Я есть вектор, порыв, направленный в бесконечность. Желают того бытия, которое воспринимается как внешнее, как находящееся за границей субъекта. Так Я открывает в Эросе свою границу, свою бесконечность. Одновременно Эрос есть преодоление этой границы, вы ход за пределы данности, трансцендирование субъективной реальности. Эрос есть мост между конечным и бесконечным, он есть трансинородное.
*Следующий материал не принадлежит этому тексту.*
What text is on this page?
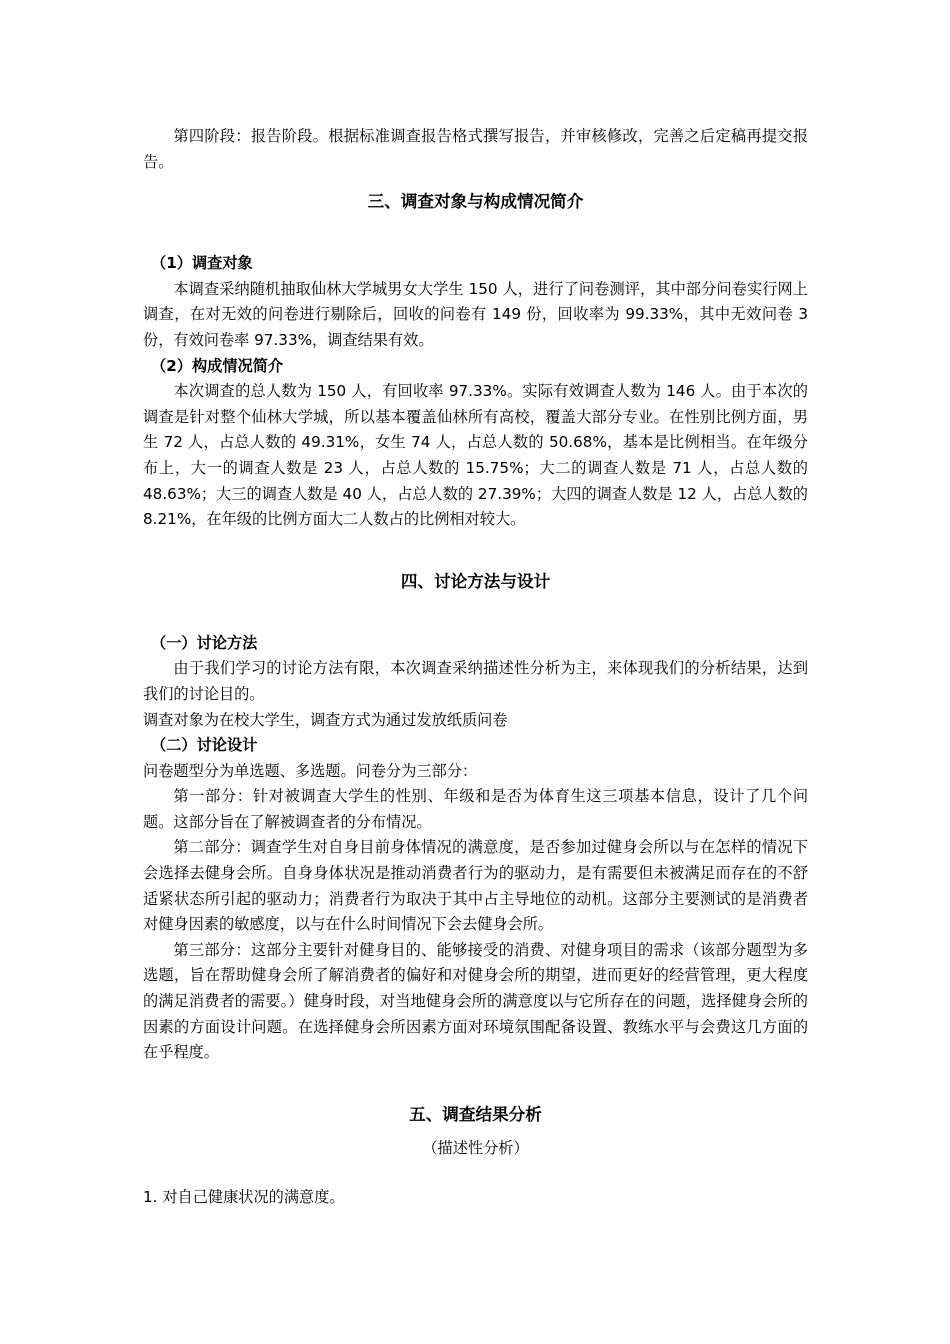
第四阶段：报告阶段。根据标准调查报告格式撰写报告，并审核修改，完善之后定稿再提交报告。

三、调查对象与构成情况简介
（1）调查对象

本调查采纳随机抽取仙林大学城男女大学生 150 人，进行了问卷测评，其中部分问卷实行网上调查，在对无效的问卷进行剔除后，回收的问卷有 149 份，回收率为 99.33%，其中无效问卷 3 份，有效问卷率 97.33%，调查结果有效。

（2）构成情况简介

本次调查的总人数为 150 人，有回收率 97.33%。实际有效调查人数为 146 人。由于本次的调查是针对整个仙林大学城，所以基本覆盖仙林所有高校，覆盖大部分专业。在性别比例方面，男生 72 人，占总人数的 49.31%，女生 74 人，占总人数的 50.68%，基本是比例相当。在年级分布上，大一的调查人数是 23 人，占总人数的 15.75%；大二的调查人数是 71 人，占总人数的 48.63%；大三的调查人数是 40 人，占总人数的 27.39%；大四的调查人数是 12 人，占总人数的 8.21%，在年级的比例方面大二人数占的比例相对较大。

四、讨论方法与设计
（一）讨论方法

由于我们学习的讨论方法有限，本次调查采纳描述性分析为主，来体现我们的分析结果，达到我们的讨论目的。

调查对象为在校大学生，调查方式为通过发放纸质问卷

（二）讨论设计

问卷题型分为单选题、多选题。问卷分为三部分：

第一部分：针对被调查大学生的性别、年级和是否为体育生这三项基本信息，设计了几个问题。这部分旨在了解被调查者的分布情况。

第二部分：调查学生对自身目前身体情况的满意度，是否参加过健身会所以与在怎样的情况下会选择去健身会所。自身身体状况是推动消费者行为的驱动力，是有需要但未被满足而存在的不舒适紧状态所引起的驱动力；消费者行为取决于其中占主导地位的动机。这部分主要测试的是消费者对健身因素的敏感度，以与在什么时间情况下会去健身会所。

第三部分：这部分主要针对健身目的、能够接受的消费、对健身项目的需求（该部分题型为多选题，旨在帮助健身会所了解消费者的偏好和对健身会所的期望，进而更好的经营管理，更大程度的满足消费者的需要。）健身时段，对当地健身会所的满意度以与它所存在的问题，选择健身会所的因素的方面设计问题。在选择健身会所因素方面对环境氛围配备设置、教练水平与会费这几方面的在乎程度。

五、调查结果分析

（描述性分析）

1. 对自己健康状况的满意度。
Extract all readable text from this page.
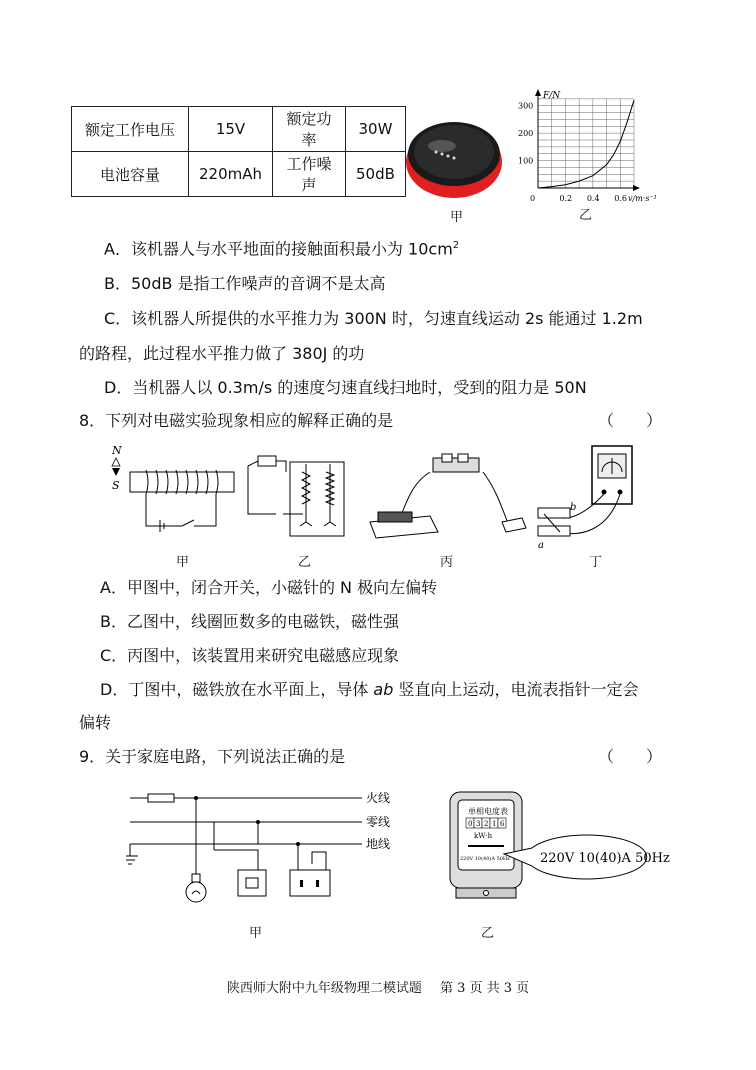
额定工作电压	15V	额定功率	30W
电池容量	220mAh	工作噪声	50dB
甲
F/N
v/m·s⁻¹
300
200
100
0	0.2 0.4 0.6
乙
A．该机器人与水平地面的接触面积最小为 $10cm^2$
B．50dB 是指工作噪声的音调不是太高
C．该机器人所提供的水平推力为 300N 时，匀速直线运动 2s 能通过 1.2m
的路程，此过程水平推力做了 380J 的功
D．当机器人以 0.3m/s 的速度匀速直线扫地时，受到的阻力是 50N
8．下列对电磁实验现象相应的解释正确的是	（　　）
N
S
b
a
甲	乙	丙	丁
A．甲图中，闭合开关，小磁针的 N 极向左偏转
B．乙图中，线圈匝数多的电磁铁，磁性强
C．丙图中，该装置用来研究电磁感应现象
D．丁图中，磁铁放在水平面上，导体 ab 竖直向上运动，电流表指针一定会
偏转
9．关于家庭电路，下列说法正确的是	（　　）
火线
零线
地线
单相电度表
0 3 2 1 6
kW·h
220V 10(40)A 50Hz 220V 10(40)A 50Hz
甲	乙
陕西师大附中九年级物理二模试题 第 3 页 共 3 页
Онтологическим основанием Эроса является иерархия бытия. Иерархия делает возможной сублимацию, восхождение по ступеням лестницы бытия. Сущность Эроса есть жажда полноты жизни, постоянного возрастания бытия, ностальгия по высшему смыслу. В этом своем качестве Эрос тождествен духу человека. Конечным удовлетворением жажды полноты и ценности бытия может быть только абсолютное совершенство. Поэтому транс в Абсолютное есть сущность человеческого духа. Соприкосновение с глубинами бытия, с его полнотой психологически переживается как ужас блаженства и блаженство ужаса, как спасительность и гибельность одновременно. Феноменология духа радикально двусмысленна. Еще Платон прозрел глубокое родство Эроса и Духа. Опыт духовный, мистический и эротический роднит их экстатический характер, экстаз можно определить как трансцендирование самости, как выход за границы собственной имманентности, как переход от психологически субъективного к онтологически объективному роду бытия.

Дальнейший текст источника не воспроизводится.